On summer morns, sometimes I sang, "Hate San Francisco, it's cold and it's damp. That's why the lady is a tramp."

Actually, as written, it's "Hate California, it's cold and it's damp." It seems quite likely that the reference was to San Francisco, but the word was California, in song written when San Francisco loomed larger in the elite's total experience of California.

The lady is a tramp partly because she says true things that aren't often said. I don't hate either San Francisco or California, but sometimes the dank mornings are a drag since I tend to feel a bit dank in the morning myself.
* Can hallow anything a bit by paying a certain kind of attention
* The deal is to talk about it all the time and never talk about it, you know?

Sunday, August 03, 2008

Desperation expressed violently doesn't seem as needy and weak as it is. Also, for people addicted to being desperate, desperate violence is helpful because it tends to make a bad situation worse, so there is more to be desperate about. People who aren't used to knowing the normal room temperature of their souls sometimes don't know how to be with that, so they boom away from quiet and little.
John Irving's novels tend to include someone having a body part cut off. Kazuo Ishiguro's novels tend to include a scene where someone is outside a closed door and hears someone on the other side of the door weeping. The listeners thinks of opening the door and then doesn't, walks away away. Cut off.

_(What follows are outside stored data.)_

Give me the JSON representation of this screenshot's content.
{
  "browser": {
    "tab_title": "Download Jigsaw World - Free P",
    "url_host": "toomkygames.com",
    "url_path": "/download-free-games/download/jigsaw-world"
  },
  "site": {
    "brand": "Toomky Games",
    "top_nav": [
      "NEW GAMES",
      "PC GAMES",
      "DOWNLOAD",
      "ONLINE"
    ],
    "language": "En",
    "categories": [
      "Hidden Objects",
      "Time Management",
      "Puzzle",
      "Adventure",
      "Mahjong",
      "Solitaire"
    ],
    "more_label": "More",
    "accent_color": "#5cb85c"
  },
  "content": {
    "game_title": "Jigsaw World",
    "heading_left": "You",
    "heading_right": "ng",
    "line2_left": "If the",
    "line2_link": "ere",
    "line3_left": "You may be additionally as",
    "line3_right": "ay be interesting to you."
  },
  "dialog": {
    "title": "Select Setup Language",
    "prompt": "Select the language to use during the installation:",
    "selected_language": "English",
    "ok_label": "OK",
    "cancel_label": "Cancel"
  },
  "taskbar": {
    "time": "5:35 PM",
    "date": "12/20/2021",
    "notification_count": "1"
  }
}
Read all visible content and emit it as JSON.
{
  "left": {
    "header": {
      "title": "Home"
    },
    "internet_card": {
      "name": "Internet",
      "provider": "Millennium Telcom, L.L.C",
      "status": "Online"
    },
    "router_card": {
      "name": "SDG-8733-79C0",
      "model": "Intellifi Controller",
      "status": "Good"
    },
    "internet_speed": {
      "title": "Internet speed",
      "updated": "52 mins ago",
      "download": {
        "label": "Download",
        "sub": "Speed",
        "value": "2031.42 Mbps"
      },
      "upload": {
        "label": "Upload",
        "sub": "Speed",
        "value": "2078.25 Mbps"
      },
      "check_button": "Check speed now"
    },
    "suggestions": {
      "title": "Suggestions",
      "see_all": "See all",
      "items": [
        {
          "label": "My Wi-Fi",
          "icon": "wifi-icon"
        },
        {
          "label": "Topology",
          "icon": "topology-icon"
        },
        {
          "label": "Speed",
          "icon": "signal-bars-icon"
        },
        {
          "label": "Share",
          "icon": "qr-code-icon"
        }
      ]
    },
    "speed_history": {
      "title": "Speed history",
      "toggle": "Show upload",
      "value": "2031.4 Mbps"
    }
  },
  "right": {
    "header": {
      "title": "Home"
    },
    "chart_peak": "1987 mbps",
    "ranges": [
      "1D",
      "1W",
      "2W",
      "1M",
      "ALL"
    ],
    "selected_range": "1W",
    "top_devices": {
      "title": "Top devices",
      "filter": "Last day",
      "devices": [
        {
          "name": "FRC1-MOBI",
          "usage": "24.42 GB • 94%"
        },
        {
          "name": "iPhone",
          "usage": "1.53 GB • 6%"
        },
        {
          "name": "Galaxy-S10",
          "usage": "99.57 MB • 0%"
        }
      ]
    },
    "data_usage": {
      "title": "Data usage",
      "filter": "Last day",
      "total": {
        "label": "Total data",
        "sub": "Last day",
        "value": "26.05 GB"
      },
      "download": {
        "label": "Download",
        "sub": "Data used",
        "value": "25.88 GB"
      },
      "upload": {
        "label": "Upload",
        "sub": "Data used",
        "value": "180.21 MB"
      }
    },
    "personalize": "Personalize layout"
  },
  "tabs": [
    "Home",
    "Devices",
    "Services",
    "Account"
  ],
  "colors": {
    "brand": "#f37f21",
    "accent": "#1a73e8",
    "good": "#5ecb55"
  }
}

These recurring parts of these men's novels seem stuck. One of Ishiguro's novels is called "Never Let Me Go." Open the door; heal the body back together.

Saturday, August 02, 2008

She's a health-oriented anorexic, so the foods she doesn't eat are different than the foods are more mainstream anorexic doesn't eat.
Some people like their gossip structured, so they follow sports, where it's clear who won, and by how much, and what game was being played.
This land used to be sea. I used to be me. I'm different. More solid. You're here.
Jesus walked. That's mostly how he got around. But he would understand our need to move quickly, trailing poisons.

Friday, August 01, 2008

* Let it alone, and let it heal.
* The sidewalk shines if shone upon with sunlight and the right mood.
* The trees are still rooted. The winds today are mild, like winds these trees are used to.
*An old way of looking at the story is that stories that started in Europe are most important and that the important European story began in ancient Greece.

The earliest part of ancient Greece that counts, in this way of remembering, is the Iliad and the Odyssey, the Iliad a story about part of a war.

The first word in the Iliad, as written down, is wrath. Anger. Because the way the ancients Greeks built sentences is different than how English speakers build sentences, that isn't the first word in English translation. The first sentence of the Iliad is translated into English something like, "This is the story of the wrath of Achilles" or "I sing of the anger of Achilles," something like that.

So in the old way of telling the story the entitled and most important cultural system begins with a word for anger.